At first glance, the recipe cards for Blue Apron and Hello Fresh are very similar.  One is formatted in Portrait and the other in Landscape, but that is irrelevant to the outcome of the meal.  For the most part, both cards contain the same information, but Hello Fresh completely missed the opportunity to tell me how delicious the recipe was going to be and what delightful ingredients I had received.  Aesthetically Blue Apron is more attractive to me.  Every item in every picture is upscale and pristine, just as you would expect in a gourmet kitchen.  Hello Fresh has more mundane accouterments in their photographs, including a stained cooking sheet.  Bad form Hello Fresh.  Points to Blue Apron.

Then I started cooking and the points went to Blue Apron – AGAIN.  The instructions are so much easier to follow on Blue Apron.  For one thing, Blue Apron has you prep all the items before you start cooking, so everything is ready before you actually start the tricky stuff.  Hello Fresh intersperses the prep work in with the cooking, so you have to stop all the way along to prep something else.  On my third meal, I went through the recipe and underlined all the prep work and did it before I started the rest of it, but that was a hassle.

Also, Blue Apron is virtually foolproof.  It gave simple instructions and then told you how long to do whatever it was you were supposed to do to the food – roast for 10 minutes, turning over halfway; cook over medium high heat for 3 minutes, stirring constantly – that sort of thing.  With Hello Fresh there was a whole lot more do-this-until-that-happens, which leaves a whole lot up to chance. Yep, points to Blue Apron.

With Blue Apron, all you add from your own kitchen is olive oil, salt and pepper.  Hello Fresh also asks for butter and sugar in addition.  Points to Blue Apron.

Hello Fresh also sent more stuff than you needed – which defeated part of the reason I wanted a meal kit in the first place.  Like sending a can of tomato paste, when I only needed a tablespoon.  They pretend it’s a bonus, but the last thing I want at the end of a meal is a partial can of something.  Points to Blue Apron again.

Hello Fresh and Blue Apron also handle calorie counts differently and as you might guess, I liked Blue Apron’s methodology better.  Blue Apron packs a small pamphlet in their knick knack sack with the calories and all the nutritional information.  I never saw any meal with more than 800 calories and it was usually much lower, averaging in the mid-600’s to the mid-700’s.  Hello Fresh puts all the nutritional information for the whole week on one card – which includes all those meals I didn’t order.  It’s my job to keep up with the card all week and I saw a meal with 950 calories.  Points to Blue Apron.

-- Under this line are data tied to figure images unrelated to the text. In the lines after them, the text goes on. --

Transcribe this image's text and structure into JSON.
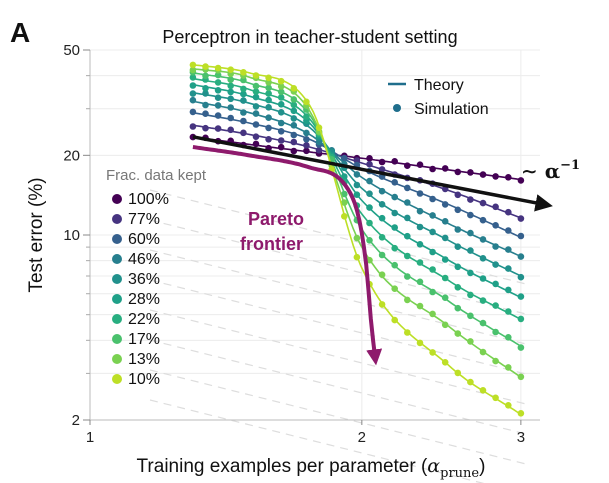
{
  "chart_data": {
    "type": "line",
    "panel_label": "A",
    "title": "Perceptron in teacher-student setting",
    "xlabel": "Training examples per parameter (",
    "xlabel_math": "α",
    "xlabel_sub": "prune",
    "xlabel_close": ")",
    "ylabel": "Test error (%)",
    "xscale": "log",
    "yscale": "log",
    "xlim": [
      1,
      3.15
    ],
    "ylim": [
      2,
      50
    ],
    "xticks": [
      "1",
      "2",
      "3"
    ],
    "xtick_values": [
      1,
      2,
      3
    ],
    "yticks": [
      "50",
      "20",
      "10",
      "2"
    ],
    "ytick_values": [
      50,
      20,
      10,
      2
    ],
    "legend_entries": [
      {
        "label": "Theory",
        "marker": "line",
        "color": "#1f6e8c"
      },
      {
        "label": "Simulation",
        "marker": "dot",
        "color": "#1f6e8c"
      }
    ],
    "colorbar_title": "Frac. data kept",
    "series": [
      {
        "name": "100%",
        "fraction": 1.0,
        "color": "#440154",
        "x": [
          1.3,
          1.5,
          1.75,
          2.0,
          2.5,
          3.0
        ],
        "y": [
          23.5,
          22.0,
          20.6,
          19.5,
          17.6,
          16.2
        ]
      },
      {
        "name": "77%",
        "fraction": 0.77,
        "color": "#463480",
        "x": [
          1.3,
          1.5,
          1.75,
          2.0,
          2.5,
          3.0
        ],
        "y": [
          26.0,
          24.0,
          21.5,
          18.7,
          14.7,
          11.6
        ]
      },
      {
        "name": "60%",
        "fraction": 0.6,
        "color": "#35608d",
        "x": [
          1.3,
          1.5,
          1.75,
          2.0,
          2.5,
          3.0
        ],
        "y": [
          29.0,
          26.5,
          23.0,
          17.8,
          13.0,
          9.8
        ]
      },
      {
        "name": "46%",
        "fraction": 0.46,
        "color": "#277f8e",
        "x": [
          1.3,
          1.5,
          1.75,
          2.0,
          2.5,
          3.0
        ],
        "y": [
          32.0,
          29.0,
          24.0,
          16.5,
          11.0,
          8.3
        ]
      },
      {
        "name": "36%",
        "fraction": 0.36,
        "color": "#21918c",
        "x": [
          1.3,
          1.5,
          1.75,
          2.0,
          2.5,
          3.0
        ],
        "y": [
          34.5,
          31.5,
          25.5,
          15.0,
          9.5,
          7.0
        ]
      },
      {
        "name": "28%",
        "fraction": 0.28,
        "color": "#1fa088",
        "x": [
          1.3,
          1.5,
          1.75,
          2.0,
          2.5,
          3.0
        ],
        "y": [
          37.0,
          33.5,
          26.5,
          13.5,
          8.0,
          5.8
        ]
      },
      {
        "name": "22%",
        "fraction": 0.22,
        "color": "#28ae80",
        "x": [
          1.3,
          1.5,
          1.75,
          2.0,
          2.5,
          3.0
        ],
        "y": [
          39.0,
          35.5,
          27.5,
          12.0,
          6.7,
          4.8
        ]
      },
      {
        "name": "17%",
        "fraction": 0.17,
        "color": "#4ac16d",
        "x": [
          1.3,
          1.5,
          1.75,
          2.0,
          2.5,
          3.0
        ],
        "y": [
          41.0,
          37.5,
          28.5,
          10.5,
          5.6,
          3.8
        ]
      },
      {
        "name": "13%",
        "fraction": 0.13,
        "color": "#7ad151",
        "x": [
          1.3,
          1.5,
          1.75,
          2.0,
          2.5,
          3.0
        ],
        "y": [
          42.5,
          39.5,
          29.5,
          9.0,
          4.5,
          2.9
        ]
      },
      {
        "name": "10%",
        "fraction": 0.1,
        "color": "#bddf26",
        "x": [
          1.3,
          1.5,
          1.75,
          2.0,
          2.5,
          3.0
        ],
        "y": [
          44.0,
          41.0,
          31.0,
          7.5,
          3.2,
          2.1
        ]
      }
    ],
    "pareto_frontier": {
      "label_line1": "Pareto",
      "label_line2": "frontier",
      "color": "#8e1a6c",
      "x": [
        1.3,
        1.5,
        1.75,
        1.95,
        2.02,
        2.05,
        2.07
      ],
      "y": [
        21.5,
        20.0,
        18.0,
        14.0,
        8.0,
        4.5,
        3.4
      ]
    },
    "scaling_arrow": {
      "label": "∼ α",
      "exponent": "−1",
      "color": "#111111",
      "x": [
        1.3,
        3.15
      ],
      "y": [
        23.5,
        13.0
      ]
    },
    "grid": true,
    "legend_position": "top-right"
  }
}
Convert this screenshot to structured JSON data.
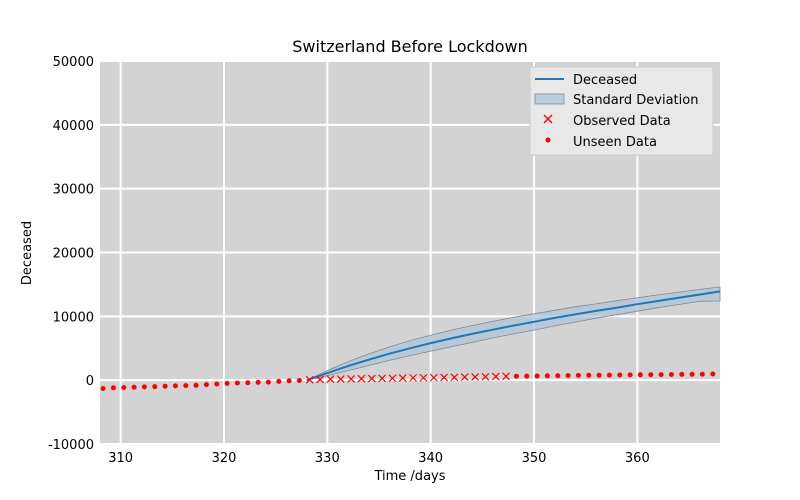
{
  "chart_data": {
    "type": "line",
    "title": "Switzerland Before Lockdown",
    "xlabel": "Time /days",
    "ylabel": "Deceased",
    "xlim": [
      308,
      368
    ],
    "ylim": [
      -10000,
      50000
    ],
    "xticks": [
      310,
      320,
      330,
      340,
      350,
      360
    ],
    "yticks": [
      -10000,
      0,
      10000,
      20000,
      30000,
      40000,
      50000
    ],
    "grid": true,
    "legend_position": "top-right",
    "colors": {
      "plot_bg": "#d3d3d3",
      "grid": "#ffffff",
      "line": "#1f77b4",
      "band_fill": "#aec5d9",
      "band_edge": "#7f8a93",
      "points": "#ff0000"
    },
    "series": [
      {
        "name": "Deceased",
        "kind": "line",
        "x": [
          328,
          330,
          332,
          334,
          336,
          338,
          340,
          342,
          344,
          346,
          348,
          350,
          352,
          354,
          356,
          358,
          360,
          362,
          364,
          366,
          368
        ],
        "y": [
          0,
          1100,
          2200,
          3200,
          4150,
          5000,
          5800,
          6550,
          7250,
          7900,
          8550,
          9150,
          9750,
          10300,
          10850,
          11350,
          11900,
          12400,
          12900,
          13400,
          13900
        ]
      },
      {
        "name": "Standard Deviation",
        "kind": "band",
        "x": [
          328,
          330,
          332,
          334,
          336,
          338,
          340,
          342,
          344,
          346,
          348,
          350,
          352,
          354,
          356,
          358,
          360,
          362,
          364,
          366,
          368
        ],
        "upper": [
          0,
          1500,
          2900,
          4100,
          5200,
          6200,
          7050,
          7850,
          8550,
          9200,
          9850,
          10400,
          10950,
          11500,
          11950,
          12450,
          12900,
          13350,
          13800,
          14200,
          14600
        ],
        "lower": [
          0,
          700,
          1500,
          2300,
          3100,
          3850,
          4550,
          5250,
          5900,
          6600,
          7250,
          7850,
          8500,
          9100,
          9700,
          10250,
          10800,
          11350,
          11850,
          12350,
          12400
        ]
      },
      {
        "name": "Observed Data",
        "kind": "x-markers",
        "x": [
          328.3,
          329.3,
          330.3,
          331.3,
          332.3,
          333.3,
          334.3,
          335.3,
          336.3,
          337.3,
          338.3,
          339.3,
          340.3,
          341.3,
          342.3,
          343.3,
          344.3,
          345.3,
          346.3,
          347.3
        ],
        "y": [
          50,
          100,
          150,
          180,
          200,
          230,
          250,
          280,
          300,
          330,
          360,
          380,
          400,
          420,
          450,
          480,
          500,
          530,
          560,
          600
        ]
      },
      {
        "name": "Unseen Data",
        "kind": "dots",
        "x": [
          308.3,
          309.3,
          310.3,
          311.3,
          312.3,
          313.3,
          314.3,
          315.3,
          316.3,
          317.3,
          318.3,
          319.3,
          320.3,
          321.3,
          322.3,
          323.3,
          324.3,
          325.3,
          326.3,
          327.3,
          348.3,
          349.3,
          350.3,
          351.3,
          352.3,
          353.3,
          354.3,
          355.3,
          356.3,
          357.3,
          358.3,
          359.3,
          360.3,
          361.3,
          362.3,
          363.3,
          364.3,
          365.3,
          366.3,
          367.3
        ],
        "y": [
          -1300,
          -1200,
          -1150,
          -1100,
          -1050,
          -1000,
          -950,
          -900,
          -850,
          -800,
          -700,
          -600,
          -500,
          -450,
          -400,
          -350,
          -300,
          -200,
          -100,
          -50,
          620,
          640,
          660,
          680,
          700,
          720,
          740,
          760,
          780,
          800,
          810,
          820,
          840,
          860,
          870,
          880,
          900,
          920,
          940,
          960
        ]
      }
    ]
  }
}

There was one thing Hello Fresh did that I really liked.  Every week Blue Apron sends you a head of garlic.  Almost every recipe has the peeling and chopping of garlic in it.  We never used an entire head, so I was giving out garlic to whoever would take it.  In addition, peeling garlic is not one of my favorite things to do.  So surprise, points to Hello Fresh.

Dinner on the Table

Visually, I thought Blue Apron meals looked more inviting than Hello Fresh and my husband would probably agree, but as soon as he started eating, he’d turn up his nose at something.  Hello Fresh’s Parmesan Crusted Fish came with potatoes so everything was pretty much the same color, except for a sprinkling of carrots.  Same with the Pork Chop and Sweet Potatoes – monochromatic, except for a few green beans.  Hello Fresh’s finished product just didn’t have the sizzle of a Blue Apron plate, so you know who got the points.

But was Hello Fresh delicious?  With the small exception of tasteless sweet potatoes, hubby gave the week an unqualified thumbs up.  He was ready to go for the second week.  Anything except Blue Apron for him, I guess.

I wasn’t as happy and it had to do with the quality of the food.  The Parmesan Crusted Fish?  Tilapia!  Something I never saw with Blue Apron.  The potatoes sent with the fish were common white potatoes, not the fingerlings and Yukon Golds Blue Apron had gotten me to fall in love with.  To me, the Hello Fresh meals were OK, but pretty much what I could accomplish on my own, so kind of a yawn.  The good news, I guess is that even though my cooking is sort of boring, my husband likes it.